There are about half a dozen other quilting ideas sitting around in my head, and I'm just itching to begin one. I keep pulling out scraps and lengths of fabric, doodling on paper, browsing the web for ideas... but I have decided that I must. not. start. any other machine-sewn quilt until I have followed through on this one.

So I'm trying to embrace the green. Truth be told, I've always maintained that green is my favourite colour. How that can be true when I rarely wear it and don't surround myself with it, I don't know, but it is. Green is so... err... verdant, I guess!

A bonus from all the unpickery that's going on is that one little not-square-enough square was set free from quilting doom and transformed into a pocket on a new pinny I made for myself:


Rachel, you may recognise this fruity material as one of the thrifted tablecloths you so sweetly sent me last year! It's gorgeous, soft and already liberally spattered, like a good apron should be. And just green enough.

More spaces here.

Thursday, February 11, 2010

My creative space...

Move along folks. Nothing to see here...
Only 14 hours until my Beloved is home after almost 2 weeks. So close to the end... and I've completely run out of steam. I think I peaked too early; all things domestic, child-rearing and creative have fallen in a heap.

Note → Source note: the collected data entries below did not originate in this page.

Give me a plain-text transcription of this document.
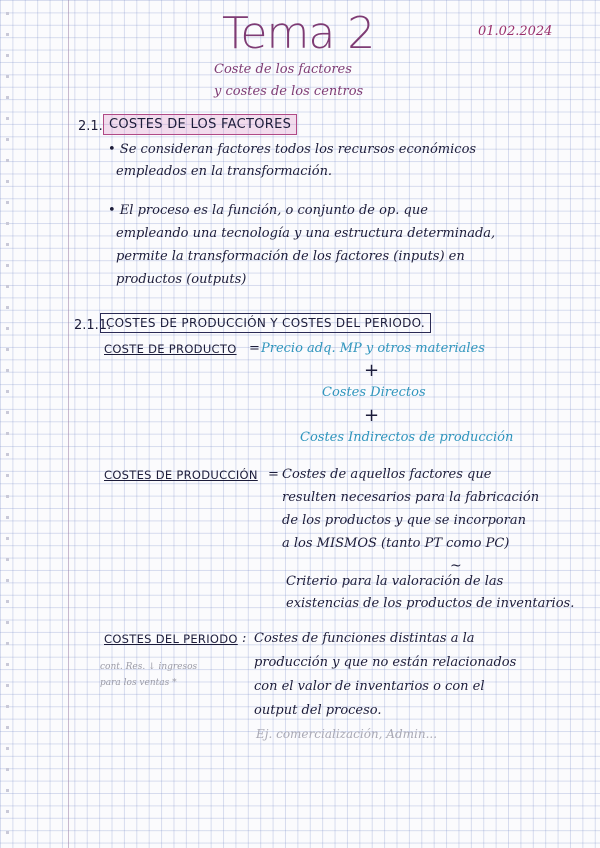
Tema 2	01.02.2024
Coste de los factores
y costes de los centros
2.1. COSTES DE LOS FACTORES
• Se consideran factores todos los recursos económicos
empleados en la transformación.
• El proceso es la función, o conjunto de op. que
empleando una tecnología y una estructura determinada,
permite la transformación de los factores (inputs) en
productos (outputs)
2.1.1.
COSTES DE PRODUCCIÓN Y COSTES DEL PERIODO.
COSTE DE PRODUCTO = Precio adq. MP y otros materiales
+
Costes Directos
+
Costes Indirectos de producción
COSTES DE PRODUCCIÓN = Costes de aquellos factores que
resulten necesarios para la fabricación
de los productos y que se incorporan
a los MISMOS (tanto PT como PC)
~
Criterio para la valoración de las
existencias de los productos de inventarios.
COSTES DEL PERIODO : Costes de funciones distintas a la
producción y que no están relacionados
con el valor de inventarios o con el
output del proceso.
cont. Res. ↓ ingresos
para los ventas *
Ej. comercialización, Admin...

Was this ever MY bedroom? I don't remember...



The WIP corner of the living room is out of control...


Yesterday's dishes - well actually, the day before's...


The only thing going strong in this house is the Life Support Machine (aka the Atomic)


Single parents,
Military wives,
Corporate widows...
I salute you.
Not much creativity or space at my house today, but I'd love to see yours. Drop over to Kirsty's house(s!) to play along with creative spaces today.